During his tenure, John corresponded with various church figures. He is the author of canonical responses concerning baptism (Responsa de baptismo) addressed to Theodoros, the Metropolitan of Ephesus, which some scholars suggest he may have written while still chartophylax in Constantinople. He also received letters from Philetos of Synada, who interceded with John on behalf of an exiled man named Thomas and urged John to petition the dux of Antioch, Nikephoros Ouranos, for a pardon following the latter's military victory around 1005/1006.
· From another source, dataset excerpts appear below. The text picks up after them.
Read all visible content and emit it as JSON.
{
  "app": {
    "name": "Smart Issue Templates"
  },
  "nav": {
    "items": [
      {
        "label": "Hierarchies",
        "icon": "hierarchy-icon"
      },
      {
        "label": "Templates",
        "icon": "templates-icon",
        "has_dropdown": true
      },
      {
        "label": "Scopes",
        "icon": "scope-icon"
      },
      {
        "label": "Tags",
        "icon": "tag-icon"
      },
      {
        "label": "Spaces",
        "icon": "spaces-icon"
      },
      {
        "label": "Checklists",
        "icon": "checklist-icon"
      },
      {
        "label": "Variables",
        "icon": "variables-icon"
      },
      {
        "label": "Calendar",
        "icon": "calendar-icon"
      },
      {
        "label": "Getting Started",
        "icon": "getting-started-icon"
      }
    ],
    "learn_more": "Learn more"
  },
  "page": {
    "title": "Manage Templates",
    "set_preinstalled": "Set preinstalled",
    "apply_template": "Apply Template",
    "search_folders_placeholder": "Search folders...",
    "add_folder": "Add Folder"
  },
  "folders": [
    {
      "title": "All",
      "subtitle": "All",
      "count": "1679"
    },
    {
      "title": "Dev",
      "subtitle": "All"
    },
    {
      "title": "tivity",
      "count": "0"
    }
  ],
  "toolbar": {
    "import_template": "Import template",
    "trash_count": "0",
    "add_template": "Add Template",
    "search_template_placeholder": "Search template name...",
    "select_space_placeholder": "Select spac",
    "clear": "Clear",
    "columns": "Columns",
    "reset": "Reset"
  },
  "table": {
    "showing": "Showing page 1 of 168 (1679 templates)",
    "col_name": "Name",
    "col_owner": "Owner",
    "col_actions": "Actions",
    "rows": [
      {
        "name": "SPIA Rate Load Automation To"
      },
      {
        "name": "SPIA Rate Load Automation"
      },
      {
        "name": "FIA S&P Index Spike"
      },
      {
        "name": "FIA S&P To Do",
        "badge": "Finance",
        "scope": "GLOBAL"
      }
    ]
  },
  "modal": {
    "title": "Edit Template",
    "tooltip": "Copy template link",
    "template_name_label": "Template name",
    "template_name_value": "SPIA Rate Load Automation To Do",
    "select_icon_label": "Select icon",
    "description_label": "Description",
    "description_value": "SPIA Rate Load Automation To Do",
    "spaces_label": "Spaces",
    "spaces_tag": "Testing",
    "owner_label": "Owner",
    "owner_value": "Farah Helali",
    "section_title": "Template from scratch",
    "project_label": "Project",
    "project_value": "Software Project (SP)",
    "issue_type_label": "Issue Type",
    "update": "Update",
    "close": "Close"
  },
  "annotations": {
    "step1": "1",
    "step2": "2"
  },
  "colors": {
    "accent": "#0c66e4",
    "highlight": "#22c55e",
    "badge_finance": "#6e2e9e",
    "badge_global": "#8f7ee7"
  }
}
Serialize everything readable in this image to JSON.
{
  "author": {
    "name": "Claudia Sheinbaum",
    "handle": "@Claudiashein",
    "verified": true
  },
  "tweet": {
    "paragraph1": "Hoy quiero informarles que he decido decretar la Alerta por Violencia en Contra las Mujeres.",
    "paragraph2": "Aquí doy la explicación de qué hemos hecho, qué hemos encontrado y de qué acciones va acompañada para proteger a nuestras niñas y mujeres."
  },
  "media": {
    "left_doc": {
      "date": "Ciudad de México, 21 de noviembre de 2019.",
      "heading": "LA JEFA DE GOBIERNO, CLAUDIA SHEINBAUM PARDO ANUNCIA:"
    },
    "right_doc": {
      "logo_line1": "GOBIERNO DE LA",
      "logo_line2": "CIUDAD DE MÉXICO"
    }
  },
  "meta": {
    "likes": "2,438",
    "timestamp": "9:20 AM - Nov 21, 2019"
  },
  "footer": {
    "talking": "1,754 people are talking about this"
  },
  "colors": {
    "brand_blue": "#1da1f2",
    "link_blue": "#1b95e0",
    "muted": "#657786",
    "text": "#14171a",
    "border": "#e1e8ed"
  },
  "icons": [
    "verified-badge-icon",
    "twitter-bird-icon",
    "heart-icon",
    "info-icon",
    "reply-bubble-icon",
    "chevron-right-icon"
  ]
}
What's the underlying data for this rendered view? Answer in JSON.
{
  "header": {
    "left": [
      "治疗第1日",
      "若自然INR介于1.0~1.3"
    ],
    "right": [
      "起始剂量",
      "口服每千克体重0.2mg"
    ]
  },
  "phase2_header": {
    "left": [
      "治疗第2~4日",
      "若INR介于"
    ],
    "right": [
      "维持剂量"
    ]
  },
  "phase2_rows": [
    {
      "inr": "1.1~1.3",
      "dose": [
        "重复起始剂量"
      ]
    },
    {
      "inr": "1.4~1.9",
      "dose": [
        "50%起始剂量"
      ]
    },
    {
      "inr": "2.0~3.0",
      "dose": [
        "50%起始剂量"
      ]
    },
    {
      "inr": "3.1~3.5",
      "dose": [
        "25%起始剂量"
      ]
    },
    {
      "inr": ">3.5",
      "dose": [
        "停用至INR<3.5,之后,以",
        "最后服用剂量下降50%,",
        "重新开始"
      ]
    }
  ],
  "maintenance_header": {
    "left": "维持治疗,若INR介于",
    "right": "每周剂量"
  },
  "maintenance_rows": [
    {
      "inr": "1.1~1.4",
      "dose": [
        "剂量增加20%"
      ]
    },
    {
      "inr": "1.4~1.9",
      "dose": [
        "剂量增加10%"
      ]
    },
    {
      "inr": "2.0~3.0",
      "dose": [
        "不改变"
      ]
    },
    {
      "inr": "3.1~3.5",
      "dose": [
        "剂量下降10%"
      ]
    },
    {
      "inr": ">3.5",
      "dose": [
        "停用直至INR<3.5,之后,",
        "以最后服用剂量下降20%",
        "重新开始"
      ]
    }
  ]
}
John was also involved in inter-patriarchal relations. According to the Georgian author Ephrem Mtsire, John transferred the Patriarchate of Antioch's claim to the financial contributions of the Georgian Church for the consecration of myron to the Patriarchate of Jerusalem under Orestes, an event that likely occurred around 1000 when Orestes traveled through Antioch to Constantinople. Furthermore, the Syriac chronicler Michael the Syrian notes that the Chalcedonian Patriarch of Antioch held the Jacobite Patriarch Athanasios in high regard, a reference generally attributed to John.

== Works ==
Epistula Ioannis Antiocheni episcopi ad Theodorum episcopum Ephesinum (excerpt), edited by L. Allatius in De aetate et interstitiis in collatione ordinum etiam apud Graecos servandis (Rome, 1638).

== Death and legacy ==
John died after a patriarchate lasting twenty-four years and nine months, placing his death in July 1021.